Patents are granted by the U.S. Patent and Trademark Office in Washington, D.C.
There are three types of patents: utility patents, design patents and plant patents. The difference between a design patent and a utility patent is that a design patent protects the ornamental design, configuration, improved decorative appearance, or shape of an invention. This patent is appropriate when the basic product already exists in the marketplace and is not being improved upon in function but only in style. For example, designer eyeglass frames, the original Coca-Cola bottles, and “Pet Rocks” would have all been protected with design patents. A U.S. design patent lasts for 14 years.

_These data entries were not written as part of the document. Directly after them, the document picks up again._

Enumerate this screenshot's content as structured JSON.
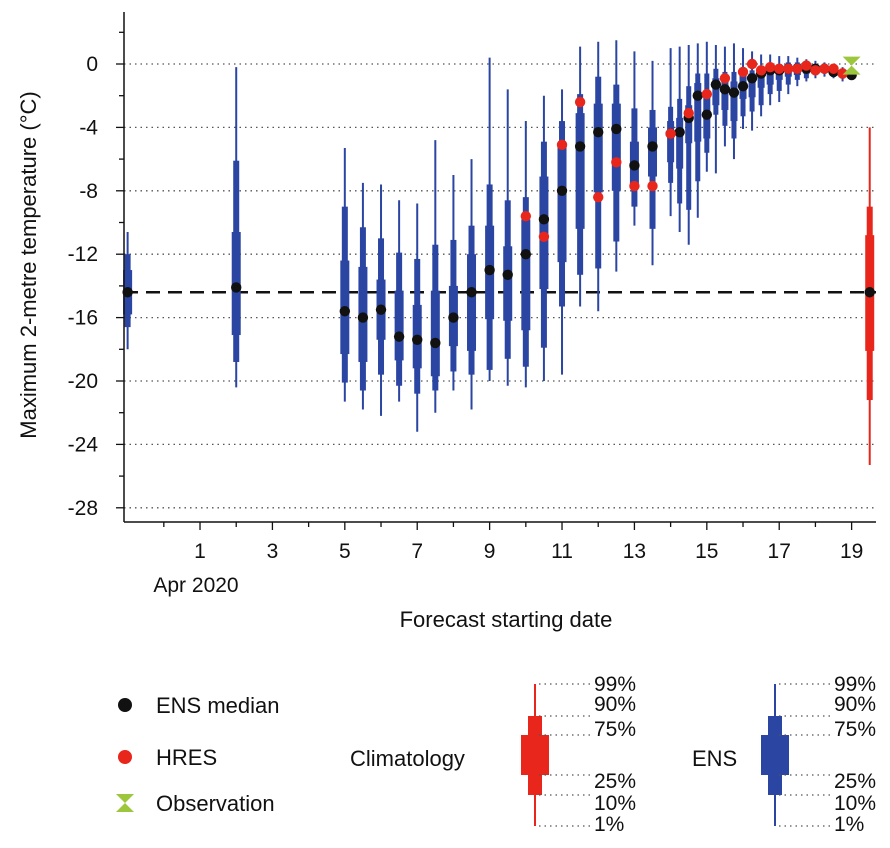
{
  "chart_data": {
    "type": "box",
    "ylabel": "Maximum 2-metre temperature (°C)",
    "xlabel": "Forecast starting date",
    "x_month_label": "Apr 2020",
    "ylim": [
      -29,
      3
    ],
    "yticks": [
      0,
      -4,
      -8,
      -12,
      -16,
      -20,
      -24,
      -28
    ],
    "ytick_labels": [
      "0",
      "-4",
      "-8",
      "-12",
      "-16",
      "-20",
      "-24",
      "-28"
    ],
    "xlim": [
      -1.1,
      19.6
    ],
    "xticks": [
      1,
      3,
      5,
      7,
      9,
      11,
      13,
      15,
      17,
      19
    ],
    "xtick_labels": [
      "1",
      "3",
      "5",
      "7",
      "9",
      "11",
      "13",
      "15",
      "17",
      "19"
    ],
    "climatology_median_line": -14.4,
    "grid": "horizontal dotted",
    "ens_boxes": [
      {
        "x": -1.0,
        "p1": -18.0,
        "p10": -16.6,
        "p25": -15.8,
        "median": -14.4,
        "p75": -13.0,
        "p90": -12.0,
        "p99": -10.6
      },
      {
        "x": 2.0,
        "p1": -20.4,
        "p10": -18.8,
        "p25": -17.1,
        "median": -14.1,
        "p75": -10.6,
        "p90": -6.1,
        "p99": -0.2
      },
      {
        "x": 5.0,
        "p1": -21.3,
        "p10": -20.1,
        "p25": -18.3,
        "median": -15.6,
        "p75": -12.4,
        "p90": -9.0,
        "p99": -5.3
      },
      {
        "x": 5.5,
        "p1": -21.8,
        "p10": -20.6,
        "p25": -18.8,
        "median": -16.0,
        "p75": -12.8,
        "p90": -10.3,
        "p99": -7.5
      },
      {
        "x": 6.0,
        "p1": -22.2,
        "p10": -19.6,
        "p25": -17.4,
        "median": -15.5,
        "p75": -13.6,
        "p90": -11.0,
        "p99": -7.6
      },
      {
        "x": 6.5,
        "p1": -21.3,
        "p10": -20.3,
        "p25": -18.7,
        "median": -17.2,
        "p75": -14.3,
        "p90": -11.9,
        "p99": -8.6
      },
      {
        "x": 7.0,
        "p1": -23.2,
        "p10": -20.8,
        "p25": -19.2,
        "median": -17.4,
        "p75": -15.2,
        "p90": -12.3,
        "p99": -8.8
      },
      {
        "x": 7.5,
        "p1": -22.0,
        "p10": -20.6,
        "p25": -19.7,
        "median": -17.6,
        "p75": -14.3,
        "p90": -11.4,
        "p99": -4.8
      },
      {
        "x": 8.0,
        "p1": -20.6,
        "p10": -19.4,
        "p25": -17.8,
        "median": -16.0,
        "p75": -14.0,
        "p90": -11.1,
        "p99": -7.0
      },
      {
        "x": 8.5,
        "p1": -21.8,
        "p10": -19.6,
        "p25": -18.1,
        "median": -14.4,
        "p75": -12.0,
        "p90": -10.2,
        "p99": -6.0
      },
      {
        "x": 9.0,
        "p1": -20.0,
        "p10": -19.3,
        "p25": -16.1,
        "median": -13.0,
        "p75": -10.2,
        "p90": -7.6,
        "p99": 0.4
      },
      {
        "x": 9.5,
        "p1": -20.3,
        "p10": -18.6,
        "p25": -16.2,
        "median": -13.3,
        "p75": -11.5,
        "p90": -8.6,
        "p99": -1.6
      },
      {
        "x": 10.0,
        "p1": -20.4,
        "p10": -19.1,
        "p25": -16.8,
        "median": -12.0,
        "p75": -9.8,
        "p90": -8.4,
        "p99": -3.6
      },
      {
        "x": 10.5,
        "p1": -20.0,
        "p10": -17.9,
        "p25": -14.2,
        "median": -9.8,
        "p75": -7.1,
        "p90": -4.9,
        "p99": -2.0
      },
      {
        "x": 11.0,
        "p1": -19.6,
        "p10": -15.3,
        "p25": -12.5,
        "median": -8.0,
        "p75": -5.1,
        "p90": -3.6,
        "p99": -1.6
      },
      {
        "x": 11.5,
        "p1": -15.3,
        "p10": -13.3,
        "p25": -10.4,
        "median": -5.2,
        "p75": -3.1,
        "p90": -1.9,
        "p99": 1.1
      },
      {
        "x": 12.0,
        "p1": -15.6,
        "p10": -12.9,
        "p25": -8.1,
        "median": -4.3,
        "p75": -2.5,
        "p90": -0.8,
        "p99": 1.4
      },
      {
        "x": 12.5,
        "p1": -13.1,
        "p10": -11.2,
        "p25": -8.0,
        "median": -4.1,
        "p75": -2.5,
        "p90": -1.3,
        "p99": 1.5
      },
      {
        "x": 13.0,
        "p1": -10.2,
        "p10": -9.0,
        "p25": -7.8,
        "median": -6.4,
        "p75": -4.9,
        "p90": -2.8,
        "p99": 0.8
      },
      {
        "x": 13.5,
        "p1": -12.7,
        "p10": -10.4,
        "p25": -7.1,
        "median": -5.2,
        "p75": -4.0,
        "p90": -2.9,
        "p99": 0.2
      },
      {
        "x": 14.0,
        "p1": -9.6,
        "p10": -7.5,
        "p25": -6.2,
        "median": -4.4,
        "p75": -3.6,
        "p90": -2.7,
        "p99": 1.0
      },
      {
        "x": 14.25,
        "p1": -10.6,
        "p10": -8.8,
        "p25": -6.6,
        "median": -4.3,
        "p75": -3.4,
        "p90": -2.2,
        "p99": 1.1
      },
      {
        "x": 14.5,
        "p1": -11.4,
        "p10": -9.2,
        "p25": -5.0,
        "median": -3.4,
        "p75": -2.6,
        "p90": -1.4,
        "p99": 1.2
      },
      {
        "x": 14.75,
        "p1": -9.7,
        "p10": -7.4,
        "p25": -4.9,
        "median": -2.0,
        "p75": -1.2,
        "p90": -0.6,
        "p99": 1.3
      },
      {
        "x": 15.0,
        "p1": -6.8,
        "p10": -5.6,
        "p25": -4.7,
        "median": -3.2,
        "p75": -1.7,
        "p90": -0.6,
        "p99": 1.4
      },
      {
        "x": 15.25,
        "p1": -6.9,
        "p10": -3.2,
        "p25": -2.6,
        "median": -1.3,
        "p75": -0.9,
        "p90": -0.3,
        "p99": 1.2
      },
      {
        "x": 15.5,
        "p1": -5.2,
        "p10": -3.9,
        "p25": -2.9,
        "median": -1.6,
        "p75": -0.9,
        "p90": -0.5,
        "p99": 1.1
      },
      {
        "x": 15.75,
        "p1": -6.0,
        "p10": -4.7,
        "p25": -3.6,
        "median": -1.8,
        "p75": -1.1,
        "p90": -0.5,
        "p99": 1.3
      },
      {
        "x": 16.0,
        "p1": -4.1,
        "p10": -3.3,
        "p25": -2.2,
        "median": -1.4,
        "p75": -0.7,
        "p90": -0.4,
        "p99": 1.0
      },
      {
        "x": 16.25,
        "p1": -4.2,
        "p10": -3.0,
        "p25": -2.1,
        "median": -0.9,
        "p75": -0.6,
        "p90": -0.4,
        "p99": 0.8
      },
      {
        "x": 16.5,
        "p1": -3.3,
        "p10": -2.6,
        "p25": -1.5,
        "median": -0.6,
        "p75": -0.3,
        "p90": -0.1,
        "p99": 0.6
      },
      {
        "x": 16.75,
        "p1": -2.6,
        "p10": -1.9,
        "p25": -1.3,
        "median": -0.4,
        "p75": -0.1,
        "p90": 0.0,
        "p99": 0.6
      },
      {
        "x": 17.0,
        "p1": -2.4,
        "p10": -1.7,
        "p25": -1.0,
        "median": -0.4,
        "p75": -0.1,
        "p90": 0.0,
        "p99": 0.5
      },
      {
        "x": 17.25,
        "p1": -1.9,
        "p10": -1.3,
        "p25": -0.8,
        "median": -0.3,
        "p75": 0.0,
        "p90": 0.1,
        "p99": 0.5
      },
      {
        "x": 17.5,
        "p1": -1.4,
        "p10": -1.0,
        "p25": -0.7,
        "median": -0.3,
        "p75": 0.0,
        "p90": 0.1,
        "p99": 0.4
      },
      {
        "x": 17.75,
        "p1": -1.1,
        "p10": -0.9,
        "p25": -0.6,
        "median": -0.3,
        "p75": -0.1,
        "p90": 0.0,
        "p99": 0.3
      },
      {
        "x": 18.0,
        "p1": -0.9,
        "p10": -0.7,
        "p25": -0.5,
        "median": -0.3,
        "p75": -0.1,
        "p90": 0.0,
        "p99": 0.2
      },
      {
        "x": 18.25,
        "p1": -0.8,
        "p10": -0.6,
        "p25": -0.5,
        "median": -0.3,
        "p75": -0.2,
        "p90": -0.1,
        "p99": 0.1
      },
      {
        "x": 18.5,
        "p1": -0.9,
        "p10": -0.8,
        "p25": -0.6,
        "median": -0.5,
        "p75": -0.3,
        "p90": -0.2,
        "p99": 0.0
      },
      {
        "x": 18.75,
        "p1": -1.1,
        "p10": -0.9,
        "p25": -0.8,
        "median": -0.6,
        "p75": -0.5,
        "p90": -0.3,
        "p99": -0.2
      },
      {
        "x": 19.0,
        "p1": -1.0,
        "p10": -0.9,
        "p25": -0.8,
        "median": -0.7,
        "p75": -0.6,
        "p90": -0.5,
        "p99": -0.4
      }
    ],
    "climatology_box": {
      "x": 19.5,
      "p1": -25.3,
      "p10": -21.2,
      "p25": -18.1,
      "median": -14.4,
      "p75": -10.8,
      "p90": -9.0,
      "p99": -4.0
    },
    "hres": [
      {
        "x": 10.0,
        "y": -9.6
      },
      {
        "x": 10.5,
        "y": -10.9
      },
      {
        "x": 11.0,
        "y": -5.1
      },
      {
        "x": 11.5,
        "y": -2.4
      },
      {
        "x": 12.0,
        "y": -8.4
      },
      {
        "x": 12.5,
        "y": -6.2
      },
      {
        "x": 13.0,
        "y": -7.7
      },
      {
        "x": 13.5,
        "y": -7.7
      },
      {
        "x": 14.0,
        "y": -4.4
      },
      {
        "x": 14.5,
        "y": -3.1
      },
      {
        "x": 15.0,
        "y": -1.9
      },
      {
        "x": 15.5,
        "y": -0.9
      },
      {
        "x": 16.0,
        "y": -0.5
      },
      {
        "x": 16.25,
        "y": 0.0
      },
      {
        "x": 16.5,
        "y": -0.4
      },
      {
        "x": 16.75,
        "y": -0.2
      },
      {
        "x": 17.0,
        "y": -0.3
      },
      {
        "x": 17.25,
        "y": -0.3
      },
      {
        "x": 17.5,
        "y": -0.3
      },
      {
        "x": 17.75,
        "y": -0.1
      },
      {
        "x": 18.0,
        "y": -0.4
      },
      {
        "x": 18.25,
        "y": -0.3
      },
      {
        "x": 18.5,
        "y": -0.3
      },
      {
        "x": 18.75,
        "y": -0.6
      }
    ],
    "observation": {
      "x": 19.0,
      "y": -0.1
    },
    "legend": {
      "ens_median": "ENS median",
      "hres": "HRES",
      "observation": "Observation",
      "climatology": "Climatology",
      "ens": "ENS",
      "percentiles": [
        "99%",
        "90%",
        "75%",
        "25%",
        "10%",
        "1%"
      ]
    },
    "colors": {
      "ens": "#2b45a3",
      "climatology": "#e8261c",
      "median": "#111111",
      "hres": "#e8261c",
      "observation": "#9cc63b"
    }
  }
}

A utility patent protects any new invention or functional improvements on existing inventions. This can be to a product, machine, a process, or even composition of matter. Examples of a utility patent would include a better carburetor, a new type of self-fastening diaper or a new recipe. The life of a U.S. utility patent lasts 20 years from the date of filing assuming the patent is granted, but the owner of the patent must pay maintenance fees to the United States Patent and Trademark Office (USPTO) to keep a utility patent from expiring.

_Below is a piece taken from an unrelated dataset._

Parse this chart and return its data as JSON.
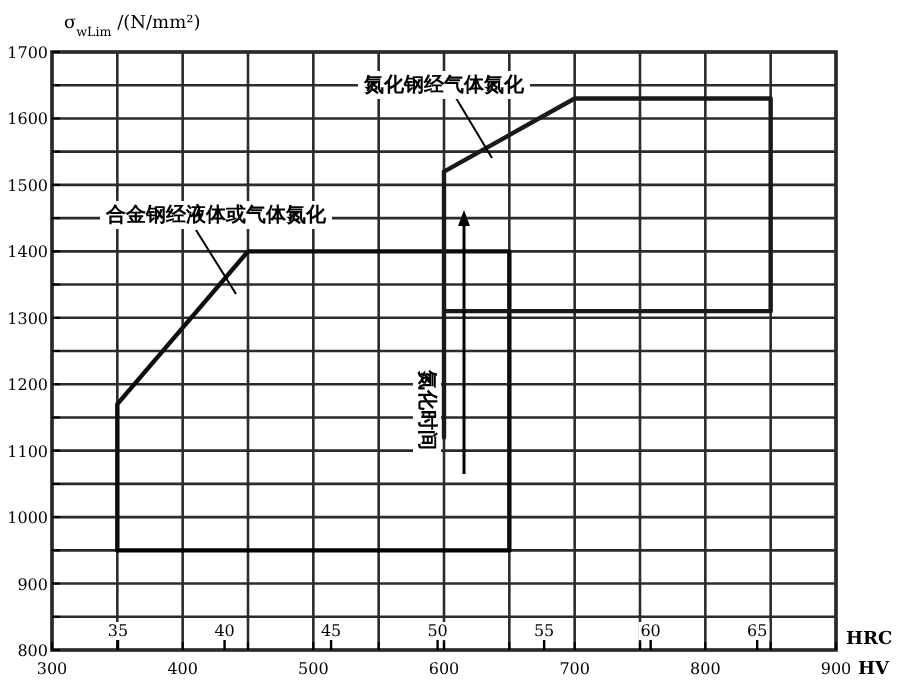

A plant patent may be issued for a new and distinct, invented or discovered asexually reproduced plant including cultivated mutants, hybrids, and newly found seedlings, other than a plant found in an uncultivated state. A plant patent permits its owner to exclude others from making, using, or selling the plant for a period of up to twenty years from the date of patent application filing. Plant patents are not subject to the payment of maintenance fees.
Before a patent is granted the applicant must submit his idea to a patent examiner in the patent office who will make a determination as the whether or not the invention is new and not obvious to a person of ordinary skill in the area in which the invention is related. The examiner=s decision can be appealed to the Board of Patent Appeals or the Court of Appeals for D.C. circuit.